Wednesday, March 08, 2017

A Former Adopted Son: Count Rossi

The Civil War continues in Mallorca. It continues to be revised. Its protagonists are being expunged. They are being deprived of positions of honour. In Sineu and Felanitx, Francisco Franco Bahamonde has ceased to be a favourite son - "hijo predilecto". In Sant Llorenç, Franco will no more be an adopted son. On the other side of the coin - the Republican side - Palma recently made Alexandre Jaume i Rosselló an illustrious son; he was executed at the same time as Emili Darder, also an illustrious son, and the Alcudia businessman, Antoni Ques.

Son Servera and Alcudia have their own revisions. They concern the same person. He had a nickname - the Lion of Son Servera. In Son Servera they intend removing the title of favourite son. In Alcudia they have done away with adopted son. The council meeting on Monday agreed this. Arconovaldo Bonaccorsi is no longer an adopted son of Alcudia.

Bonaccorsi had two nicknames. Conde de Leon y Son Servera. This was one for Spanish (Mallorcan) consumption. The other was Conde Rossi, Count Aldo Rossi. He granted himself both names. A striking, somewhat maniacal-looking character with red beard and tangled hair, he was as fascist as it could have been. Mussolini was to provide him with the opportunity for glory. The Conde Rossi arrived in Mallorca in late August 1936. Disorganised Nationalists, members of the Falange and the Guardia Civil were to come under his command. The Italian air force, which was to use the one-time golf course in Alcudia as a landing strip, assisted him. The Republicans were defeated. Mallorca was secured. The course of the Civil War was being determined.

Estimates vary as to how many Republicans were murdered during Bonaccorsi's pacification of Mallorca. His "dragons of death" could have killed 3,000. Perhaps the number was as low as 700. The French and the British were appalled. For balance's sake, it was pointed out that some 1,500 Nationalists and priests had also been murdered. For balance's sake today, the Balearic law for remembering the Civil War and its aftermath - the law which has enabled the exhumations of mass graves - was ultimately revised to refer to all victims of war. The Civil War continues.

The diplomatic outrage of the French and the British was to have an impact.
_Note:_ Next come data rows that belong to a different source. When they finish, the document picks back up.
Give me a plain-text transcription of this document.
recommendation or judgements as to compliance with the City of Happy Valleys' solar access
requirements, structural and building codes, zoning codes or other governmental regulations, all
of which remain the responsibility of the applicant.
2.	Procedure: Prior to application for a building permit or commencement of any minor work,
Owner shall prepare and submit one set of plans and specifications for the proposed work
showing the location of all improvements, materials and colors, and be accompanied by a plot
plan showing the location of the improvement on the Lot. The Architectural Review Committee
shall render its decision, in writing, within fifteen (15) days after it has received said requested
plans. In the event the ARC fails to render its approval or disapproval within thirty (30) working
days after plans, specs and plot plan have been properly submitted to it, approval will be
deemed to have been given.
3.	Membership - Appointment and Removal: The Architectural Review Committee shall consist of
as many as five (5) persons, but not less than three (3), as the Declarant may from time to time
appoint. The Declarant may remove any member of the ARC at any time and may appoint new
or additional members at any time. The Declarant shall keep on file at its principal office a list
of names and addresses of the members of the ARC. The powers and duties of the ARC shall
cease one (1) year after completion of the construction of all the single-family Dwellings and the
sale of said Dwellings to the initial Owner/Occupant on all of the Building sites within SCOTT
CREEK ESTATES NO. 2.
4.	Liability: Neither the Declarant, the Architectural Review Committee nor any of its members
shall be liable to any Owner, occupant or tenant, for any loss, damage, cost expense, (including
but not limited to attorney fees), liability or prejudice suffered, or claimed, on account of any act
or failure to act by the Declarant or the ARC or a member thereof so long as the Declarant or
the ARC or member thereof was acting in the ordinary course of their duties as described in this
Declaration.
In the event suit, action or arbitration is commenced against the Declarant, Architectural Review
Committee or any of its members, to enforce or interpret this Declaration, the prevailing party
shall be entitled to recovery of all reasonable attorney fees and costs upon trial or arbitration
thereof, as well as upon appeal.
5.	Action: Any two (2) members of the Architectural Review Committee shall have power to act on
Bonaccorsi was recalled to Italy before the end of 1936. His old friend Mussolini was also concerned by Bonaccorsi saying that Mallorca was to be Italian. The fact was that there was some notion that the island could have become a semi-independent entity under Italian influence if the Republicans had won the war. History discarded that possibility.

The role of the Italians and of Bonaccorsi was absolutely crucial in how things panned out in Mallorca. In the early days of the war, the rebels (i.e. the Nationalists) faced enormous problems, especially as the Republicans controlled the Mediterranean coast of Spain and most of the fleet. A Falangist, Captain Juan Thomas, was to be important in negotiating with the Italians, aided by the Germans who took him by boat to Italy. Come the middle of August and Thomas was able to inform the Marquis de Zayas, the leader of the Falange in Mallorca, that those negotiations were going well; these were negotiations for planes.

The Italians needed convincing by a show of money. Three million lire had to be deposited at the Italian consulate in Palma. There was little problem raising the money. Who else was to assist than Joan March, still an illustrious son of Santa Margalida but holding onto the honour by his long decayed fingernails. Three bombing seaplanes were on their way.

Even so, the rebels needed a real leader. Zayas recognised the need for one, so did Captain Margottini, commander of the destroyer Fiume, which was anchored in the bay of Palma. "The biggest problem is the lack of courage of the leaders." Enter Arconovaldo Bonaccorsi, and soon after his entrance came the delivery of more planes - two CR-32 biplane bombers and then three triple-engined SM-81s.

After the retreat of Captain Bayo on 3 September, Mallorca was secured for the Nationalists, but it was Bonaccorsi who sought and received the plaudits. Three days later there was a parade in Palma. Long live the hero, the people cried. The Count Rossi rode his horse at the head of the troops. He was more than content to be seen as the man who liberated Mallorca.

And so this was how, along the way, he came to be both a favourite and an adopted son. But because the Civil War continues, he no longer can be. The strange thing is that it should have taken so long for the war to be revised, for the names to be removed, for their honours to be dishonoured. Arconovaldo Bonaccorsi, formerly known as an adopted son of Alcudia.